Cette année, le thème des émissions SEPAC est « Boissons locales ». Aux Îles Féroé, le lauréat est incontestablement la brasserie Föroya Bjór qui depuis près de 150 ans fournit des boissons à la nation, à savoir une gamme complète de bières, de sodas et, plus récemment, d’alcools qui cognent un peu plus fort.

1888 – Símun í Vági
C’est en 1883 que Simon Frederik Hansen, appelé Símun í Vági, 20 ans, part au Danemark pour apprendre le métier de boulanger. En même temps, il apprend l’art de brasser la bière.
De retour au pays en 1888, Símun í Vági crée sa propre boulangerie et, la même année, il se lance dans la fabrication de bière depuis la cave de sa maison à Vágur (qui de nos jours s’appelle Klaksvík). Nous ne savons pas quelle sorte de bière il brassait, ni sa qualité, mais elle a probablement été savoureuse avec un bon degré d’alcool, car ce fut le début de Föroya Bjór qui, avec le temps, est devenu la première brasserie de l’archipel.
Símun í Vági est une personnalité entreprenante et de surcroît créative. Il n’est pas seulement boulanger et brasseur, il est également agriculteur et armateur. Et il a lui-même dessiné le logo iconique de Föroya Bjór, le bélier qui est à l’effigie de notre timbre-poste.

La planche savonnée
Le libre-échange créa des problèmes d’alcoolisme chez nous et, vers 1900, la ligue antialcoolique commençait à prendre de l’ampleur. Suite à un referendum en 1907, il devenait illégal de brasser aux Îles Féroé une bière de plus de 2,7°. Föroya Bjór et les autres brasseries locales ne pouvaient produire que des bières légères de type pils et blanche. Mais le paradoxe était que les Féroïens avaient le droit d’importer des bières plus fortes du Danemark, c’était seulement sur place que l’on n’avait pas le droit de les brasser.
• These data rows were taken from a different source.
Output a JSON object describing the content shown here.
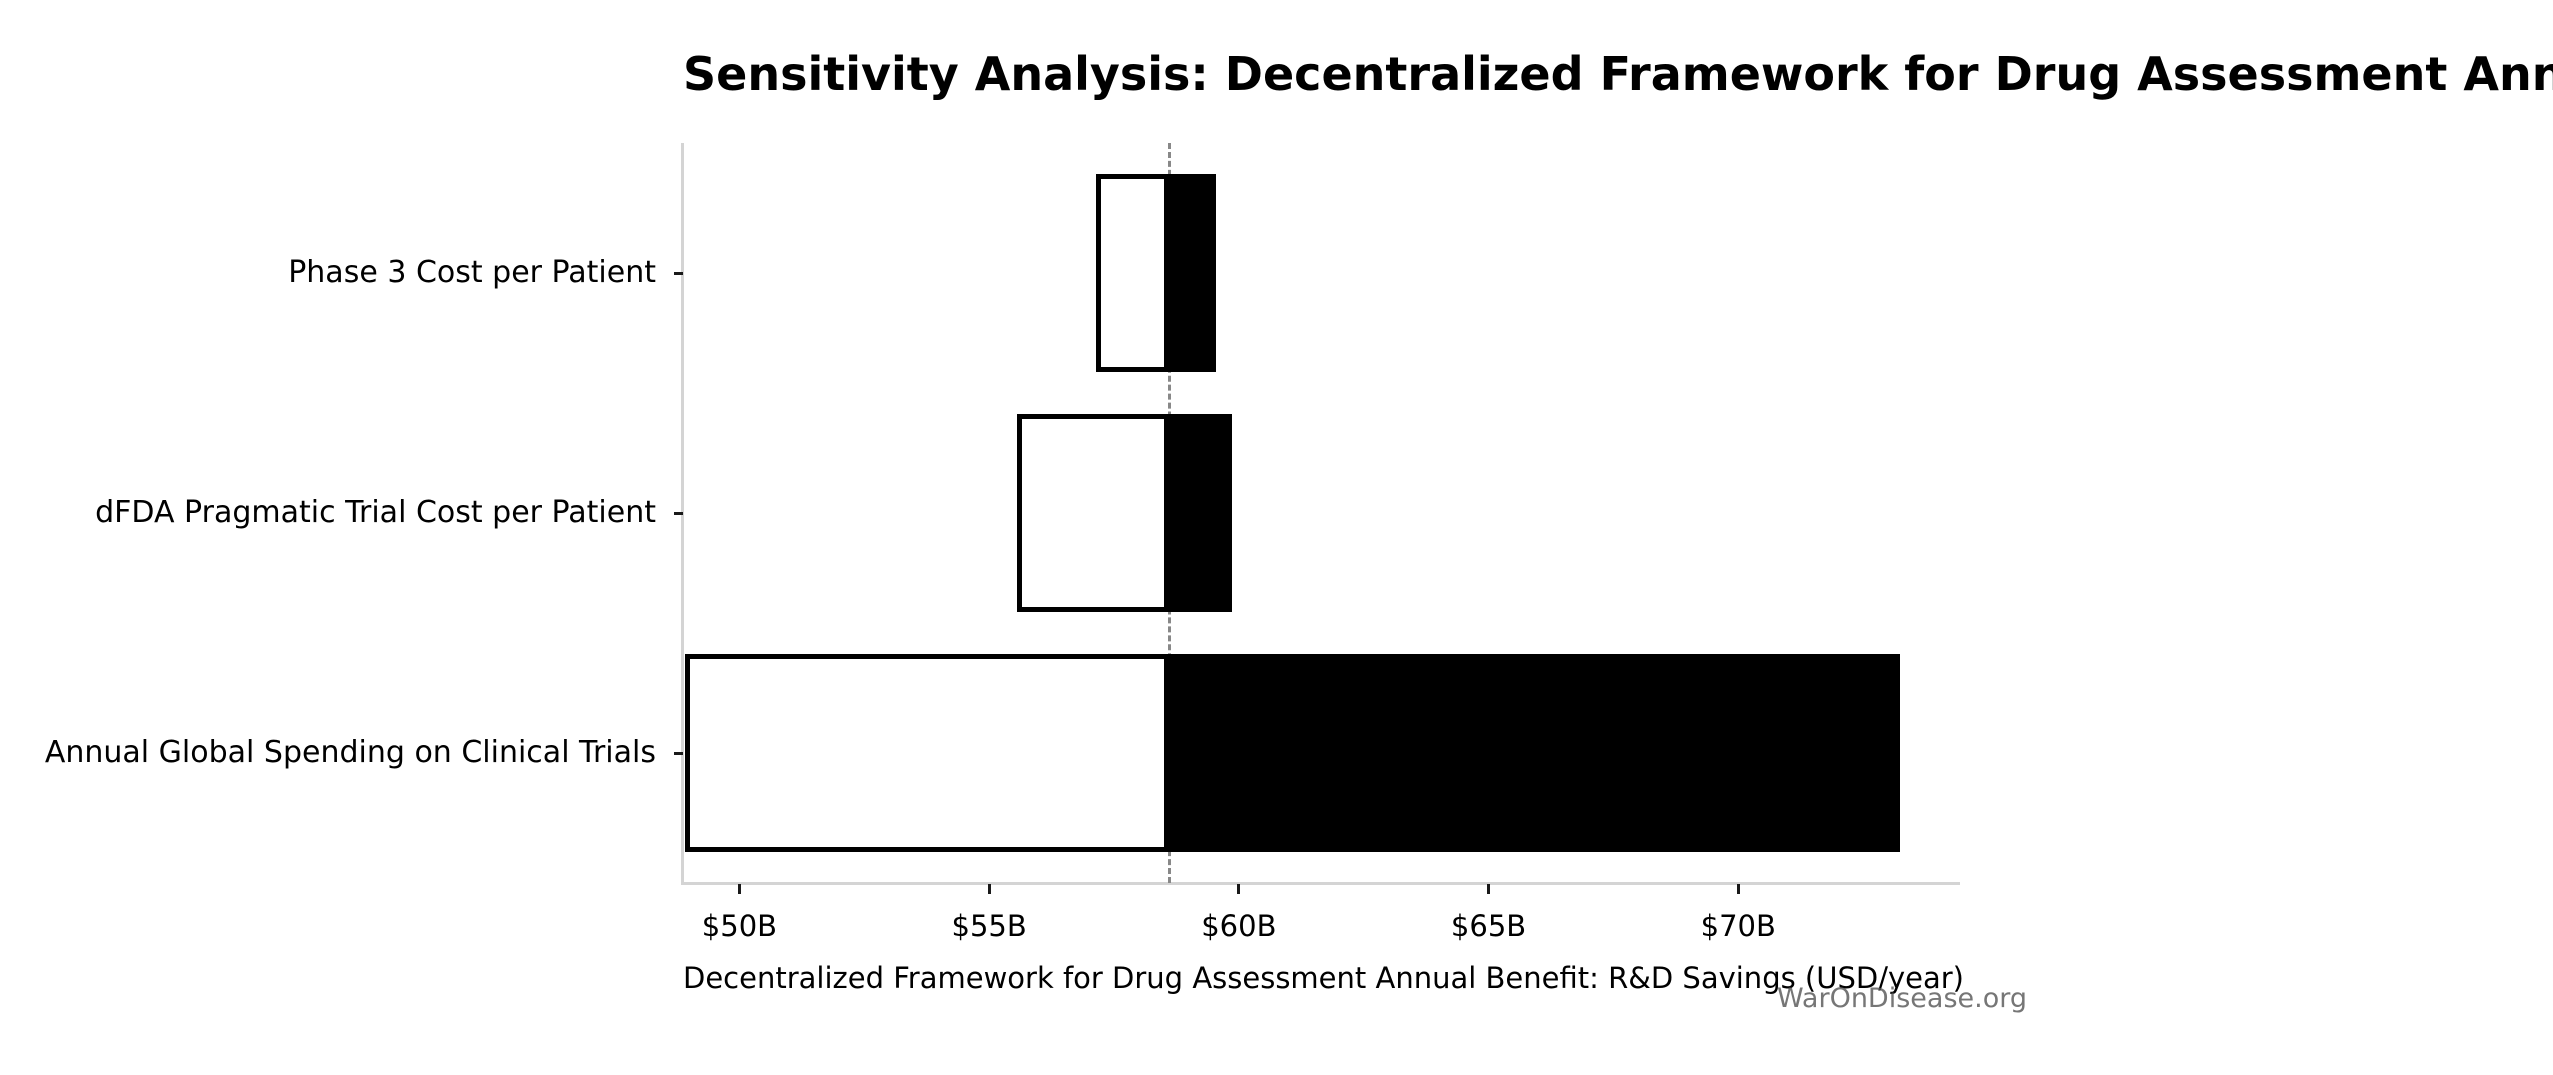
{
  "watermark": "WarOnDisease.org",
  "chart_data": {
    "type": "bar",
    "subtype": "tornado-sensitivity",
    "orientation": "horizontal",
    "title": "Sensitivity Analysis: Decentralized Framework for Drug Assessment Annual Benefit: R&D Savings",
    "xlabel": "Decentralized Framework for Drug Assessment Annual Benefit: R&D Savings (USD/year)",
    "ylabel": "",
    "unit": "USD billions per year",
    "baseline_value": 58.61,
    "xlim": [
      48.87,
      74.42
    ],
    "x_ticks": [
      {
        "value": 50,
        "label": "$50B"
      },
      {
        "value": 55,
        "label": "$55B"
      },
      {
        "value": 60,
        "label": "$60B"
      },
      {
        "value": 65,
        "label": "$65B"
      },
      {
        "value": 70,
        "label": "$70B"
      }
    ],
    "categories": [
      "Phase 3 Cost per Patient",
      "dFDA Pragmatic Trial Cost per Patient",
      "Annual Global Spending on Clinical Trials"
    ],
    "bars": [
      {
        "label": "Phase 3 Cost per Patient",
        "low": 57.13,
        "high": 59.54
      },
      {
        "label": "dFDA Pragmatic Trial Cost per Patient",
        "low": 55.55,
        "high": 59.86
      },
      {
        "label": "Annual Global Spending on Clinical Trials",
        "low": 48.91,
        "high": 73.24
      }
    ],
    "grid": false,
    "legend": "none",
    "colors": {
      "low_segment_fill": "#ffffff",
      "high_segment_fill": "#000000",
      "bar_edge": "#000000",
      "baseline_line": "#888888",
      "spine": "#d4d4d4",
      "tick": "#1a1a1a",
      "text": "#000000",
      "watermark": "#555555"
    }
  }
}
La même chose était valable pour le vin et les eaux de vie.
Pour Símun, tout allait de mal en pire. La première Guerre Mondiale apporta son lot de conditions difficiles ici et partout dans le monde et, en 1929, le krach boursier de Wall Street provoqua encore une crise financière mondiale qui persista jusque dans les années 30. Les difficultés de l’époque touchaient évidement la petite brasserie de Klaksvík, mais Símun réussit à naviguer entre les défis et sauva son entreprise tant bien que mal.

Einar le vieux
Símun í Vági mourut en 1935. Avec sa femme Karin, il eut huit enfants. Ce fut le numéro quatre, Einar Fróvin Waag, qui prit la direction de la brasserie. Le fils avait hérité de son père un esprit visionnaire et entreprenant et, dès 1936, il investit auprès de l’entreprise Smæran à Tórshavn dans du matériel de fabrication de sodas.
Cette nouvelle production donna le bond nécessaire à Föroya Bjór qui, sous la gouvernance d’Einar, se développa de petite entreprise artisanale en une grande entreprise moderne et industrielle. En 1952, Einar construisit une nouvelle usine à proximité de l’ancienne brasserie et, durant les années 1950 et 1960, l’usine fut agrandie plusieurs fois.

Einar le jeune
En 1968, le fils d’Einar, Einar Waag le jeune, partit à Munich pour se former comme maître brasseur. Deux ans après, en 1970, il prit, à seulement 23 ans, la direction de Föroya Bjór avec comme copropriétaire son frère Heini. En 2008 il racheta la part de Heini et devint seul propriétaire de l’entreprise. Annika Waag, la fille d’Einar et représentante de la quatrième génération de brasseurs, est maintenant directrice des opérations et du développement dans cette brasserie familiale.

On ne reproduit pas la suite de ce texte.